Bringing to light that non-industry members of the FSSAI Working Group have got the industry representatives on the Group to endorse this list of junk foods, Narain adds, “The question now is about what is to be done with such junk food items which are high in salt, sugar and fats. We think the court is seriously addressing this issue of huge public health concern.”

The key last-minute changes in the Working Group guidelines, which CSE alleges were incorporated under pressure from the food industry, were:

• Restricting/limiting availability of 'junk food' in schools and near-by instead of a complete ban that was suggested by the Working Group.
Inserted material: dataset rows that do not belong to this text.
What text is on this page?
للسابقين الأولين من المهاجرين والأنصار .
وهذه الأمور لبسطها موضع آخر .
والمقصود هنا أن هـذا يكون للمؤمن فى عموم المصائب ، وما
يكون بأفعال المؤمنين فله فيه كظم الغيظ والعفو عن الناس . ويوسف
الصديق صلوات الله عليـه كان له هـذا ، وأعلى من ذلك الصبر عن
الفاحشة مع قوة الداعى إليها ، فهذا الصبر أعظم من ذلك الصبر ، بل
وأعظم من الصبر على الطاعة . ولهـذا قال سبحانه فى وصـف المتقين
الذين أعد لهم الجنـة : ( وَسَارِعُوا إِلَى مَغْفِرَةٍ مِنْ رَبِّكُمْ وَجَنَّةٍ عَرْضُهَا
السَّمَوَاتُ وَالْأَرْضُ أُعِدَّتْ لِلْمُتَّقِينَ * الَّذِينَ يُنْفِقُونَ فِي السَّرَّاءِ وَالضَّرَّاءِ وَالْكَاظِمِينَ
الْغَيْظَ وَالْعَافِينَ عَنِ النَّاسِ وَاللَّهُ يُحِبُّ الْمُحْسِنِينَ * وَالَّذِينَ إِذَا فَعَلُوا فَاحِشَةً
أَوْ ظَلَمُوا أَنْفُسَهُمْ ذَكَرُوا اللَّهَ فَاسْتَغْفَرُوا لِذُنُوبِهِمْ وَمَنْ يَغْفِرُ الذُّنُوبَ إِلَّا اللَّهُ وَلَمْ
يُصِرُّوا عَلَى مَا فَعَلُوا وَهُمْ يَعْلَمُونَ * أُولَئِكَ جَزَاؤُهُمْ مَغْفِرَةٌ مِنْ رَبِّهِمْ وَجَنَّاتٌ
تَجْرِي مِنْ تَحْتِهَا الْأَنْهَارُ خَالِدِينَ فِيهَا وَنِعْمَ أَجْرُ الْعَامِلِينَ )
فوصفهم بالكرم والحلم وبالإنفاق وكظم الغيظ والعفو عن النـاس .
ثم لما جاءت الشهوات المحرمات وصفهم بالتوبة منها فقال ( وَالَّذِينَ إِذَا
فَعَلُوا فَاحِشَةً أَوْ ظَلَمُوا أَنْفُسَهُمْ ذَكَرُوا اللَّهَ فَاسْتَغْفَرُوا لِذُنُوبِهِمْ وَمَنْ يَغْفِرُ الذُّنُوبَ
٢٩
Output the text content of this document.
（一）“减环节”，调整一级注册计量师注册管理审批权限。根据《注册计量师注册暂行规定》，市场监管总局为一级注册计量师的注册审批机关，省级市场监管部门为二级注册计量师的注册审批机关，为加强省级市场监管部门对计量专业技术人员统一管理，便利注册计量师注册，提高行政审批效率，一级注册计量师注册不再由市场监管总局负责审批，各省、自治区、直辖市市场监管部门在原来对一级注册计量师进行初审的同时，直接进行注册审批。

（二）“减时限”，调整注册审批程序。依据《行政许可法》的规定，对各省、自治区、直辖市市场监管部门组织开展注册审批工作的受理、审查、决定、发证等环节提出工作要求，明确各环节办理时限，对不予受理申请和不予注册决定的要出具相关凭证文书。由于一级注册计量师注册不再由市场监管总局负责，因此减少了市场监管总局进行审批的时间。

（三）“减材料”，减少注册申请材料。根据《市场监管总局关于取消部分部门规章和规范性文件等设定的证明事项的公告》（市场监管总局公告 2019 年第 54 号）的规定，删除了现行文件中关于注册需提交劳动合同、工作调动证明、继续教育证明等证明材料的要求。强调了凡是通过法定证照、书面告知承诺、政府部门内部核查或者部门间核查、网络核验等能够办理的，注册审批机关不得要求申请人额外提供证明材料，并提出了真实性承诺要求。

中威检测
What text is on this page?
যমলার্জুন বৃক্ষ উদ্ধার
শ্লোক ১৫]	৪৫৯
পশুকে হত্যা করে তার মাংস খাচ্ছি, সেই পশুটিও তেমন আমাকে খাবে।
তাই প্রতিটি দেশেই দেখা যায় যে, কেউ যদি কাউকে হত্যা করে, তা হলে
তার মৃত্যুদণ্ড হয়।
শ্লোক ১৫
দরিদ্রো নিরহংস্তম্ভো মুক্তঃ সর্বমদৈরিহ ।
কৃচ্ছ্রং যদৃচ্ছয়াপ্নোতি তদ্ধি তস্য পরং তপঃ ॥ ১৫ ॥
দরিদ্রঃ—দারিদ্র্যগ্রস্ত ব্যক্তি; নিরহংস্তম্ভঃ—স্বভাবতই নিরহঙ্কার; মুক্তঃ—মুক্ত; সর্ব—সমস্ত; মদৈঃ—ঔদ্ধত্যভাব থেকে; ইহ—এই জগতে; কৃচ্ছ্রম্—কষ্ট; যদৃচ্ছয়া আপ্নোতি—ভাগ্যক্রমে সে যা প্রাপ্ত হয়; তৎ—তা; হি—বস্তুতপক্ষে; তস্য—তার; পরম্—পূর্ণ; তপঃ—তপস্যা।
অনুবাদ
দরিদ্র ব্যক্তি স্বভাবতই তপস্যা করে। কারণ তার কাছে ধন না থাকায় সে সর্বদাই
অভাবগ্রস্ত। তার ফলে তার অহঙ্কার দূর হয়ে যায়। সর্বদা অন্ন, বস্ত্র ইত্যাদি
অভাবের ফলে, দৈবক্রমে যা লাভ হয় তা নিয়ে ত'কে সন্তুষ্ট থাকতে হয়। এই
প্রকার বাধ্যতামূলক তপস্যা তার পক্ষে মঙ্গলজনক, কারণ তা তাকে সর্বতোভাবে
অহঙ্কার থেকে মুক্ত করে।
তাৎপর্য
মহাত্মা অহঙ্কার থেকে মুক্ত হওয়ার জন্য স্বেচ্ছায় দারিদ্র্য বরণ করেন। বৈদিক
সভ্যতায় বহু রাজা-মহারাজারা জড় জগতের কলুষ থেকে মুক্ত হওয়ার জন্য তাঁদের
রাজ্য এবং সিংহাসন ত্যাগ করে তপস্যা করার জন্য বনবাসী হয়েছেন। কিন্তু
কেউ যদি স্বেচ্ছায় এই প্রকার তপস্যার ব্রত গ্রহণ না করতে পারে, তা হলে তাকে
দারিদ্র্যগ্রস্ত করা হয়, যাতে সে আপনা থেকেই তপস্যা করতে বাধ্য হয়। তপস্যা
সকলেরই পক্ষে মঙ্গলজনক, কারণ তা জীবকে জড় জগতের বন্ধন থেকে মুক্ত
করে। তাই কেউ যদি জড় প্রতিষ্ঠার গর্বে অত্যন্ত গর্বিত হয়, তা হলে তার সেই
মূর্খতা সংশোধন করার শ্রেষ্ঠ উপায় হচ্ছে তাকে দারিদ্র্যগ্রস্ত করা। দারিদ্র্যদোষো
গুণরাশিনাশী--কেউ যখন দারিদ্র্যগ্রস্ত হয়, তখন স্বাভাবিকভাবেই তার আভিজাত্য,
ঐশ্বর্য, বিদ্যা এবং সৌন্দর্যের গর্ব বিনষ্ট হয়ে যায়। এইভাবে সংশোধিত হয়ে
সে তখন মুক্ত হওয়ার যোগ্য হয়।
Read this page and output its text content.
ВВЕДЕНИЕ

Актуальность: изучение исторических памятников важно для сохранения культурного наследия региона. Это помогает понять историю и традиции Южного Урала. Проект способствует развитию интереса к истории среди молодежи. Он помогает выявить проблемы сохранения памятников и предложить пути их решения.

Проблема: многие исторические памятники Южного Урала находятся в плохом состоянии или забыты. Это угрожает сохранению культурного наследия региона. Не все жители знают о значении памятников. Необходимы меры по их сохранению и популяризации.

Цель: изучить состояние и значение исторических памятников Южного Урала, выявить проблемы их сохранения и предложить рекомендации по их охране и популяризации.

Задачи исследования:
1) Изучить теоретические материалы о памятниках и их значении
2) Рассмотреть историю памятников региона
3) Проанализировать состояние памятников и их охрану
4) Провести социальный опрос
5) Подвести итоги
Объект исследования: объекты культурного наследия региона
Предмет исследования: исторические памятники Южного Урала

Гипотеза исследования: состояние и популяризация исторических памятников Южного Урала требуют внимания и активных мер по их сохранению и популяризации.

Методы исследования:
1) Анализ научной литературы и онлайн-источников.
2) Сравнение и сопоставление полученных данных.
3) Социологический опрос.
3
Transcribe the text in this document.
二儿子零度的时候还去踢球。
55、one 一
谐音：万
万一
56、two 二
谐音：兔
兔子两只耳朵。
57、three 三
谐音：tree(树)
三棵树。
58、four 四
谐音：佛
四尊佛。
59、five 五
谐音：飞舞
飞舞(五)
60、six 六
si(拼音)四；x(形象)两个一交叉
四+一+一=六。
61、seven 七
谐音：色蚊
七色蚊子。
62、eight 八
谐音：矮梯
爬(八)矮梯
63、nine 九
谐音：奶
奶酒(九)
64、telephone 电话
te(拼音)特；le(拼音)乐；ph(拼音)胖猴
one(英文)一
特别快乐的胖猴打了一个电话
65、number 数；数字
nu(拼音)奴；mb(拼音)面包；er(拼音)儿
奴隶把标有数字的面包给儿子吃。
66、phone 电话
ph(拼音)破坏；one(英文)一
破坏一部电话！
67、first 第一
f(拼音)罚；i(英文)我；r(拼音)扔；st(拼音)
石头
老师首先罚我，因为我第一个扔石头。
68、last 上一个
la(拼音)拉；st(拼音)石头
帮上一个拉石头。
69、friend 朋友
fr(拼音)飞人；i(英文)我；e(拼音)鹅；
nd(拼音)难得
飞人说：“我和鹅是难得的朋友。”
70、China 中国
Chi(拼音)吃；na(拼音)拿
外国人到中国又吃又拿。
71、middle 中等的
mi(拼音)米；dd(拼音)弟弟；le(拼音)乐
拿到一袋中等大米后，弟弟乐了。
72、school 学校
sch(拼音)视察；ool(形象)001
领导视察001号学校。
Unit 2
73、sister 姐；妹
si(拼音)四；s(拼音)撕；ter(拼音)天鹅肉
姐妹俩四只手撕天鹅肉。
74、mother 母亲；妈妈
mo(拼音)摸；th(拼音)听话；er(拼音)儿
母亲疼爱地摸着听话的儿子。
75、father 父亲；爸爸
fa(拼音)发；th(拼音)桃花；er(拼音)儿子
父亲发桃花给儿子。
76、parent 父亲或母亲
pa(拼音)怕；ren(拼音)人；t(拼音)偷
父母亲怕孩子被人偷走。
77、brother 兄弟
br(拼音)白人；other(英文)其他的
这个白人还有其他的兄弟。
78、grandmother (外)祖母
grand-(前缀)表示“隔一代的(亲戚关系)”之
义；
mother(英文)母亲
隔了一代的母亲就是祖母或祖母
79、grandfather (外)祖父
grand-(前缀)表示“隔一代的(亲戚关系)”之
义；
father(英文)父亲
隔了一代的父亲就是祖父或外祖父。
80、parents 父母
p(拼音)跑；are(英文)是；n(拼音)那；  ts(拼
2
No criteria is mentioned to ascertain what is meant by restricting/limiting and who would monitor, thereby making implementation ineffective

• The regulatory area near-by schools is reduced from 500 yards to 50 meters  limiting the purpose of it

• No recognition of the term 'junk food'. However, the Hyderabad-based National Institute of Nutrition defines junk food as food that contains little or no protein, vitamin or minerals but is rich in salt, fat and energy

Physical activity is over-emphasised suggesting that the problem is not junk food but lack of physical activity.

It is worth mentioning that the industry had sought modifications in the directions given by the court in September, based on which the FSSAI invited eminent experts for a consultation, pleading that junk food does not fall under the purview of the FSSAI. The court had then rejected both the arguments.

[Based on a release from Centre for Science and Environment (CSE), New Delhi.]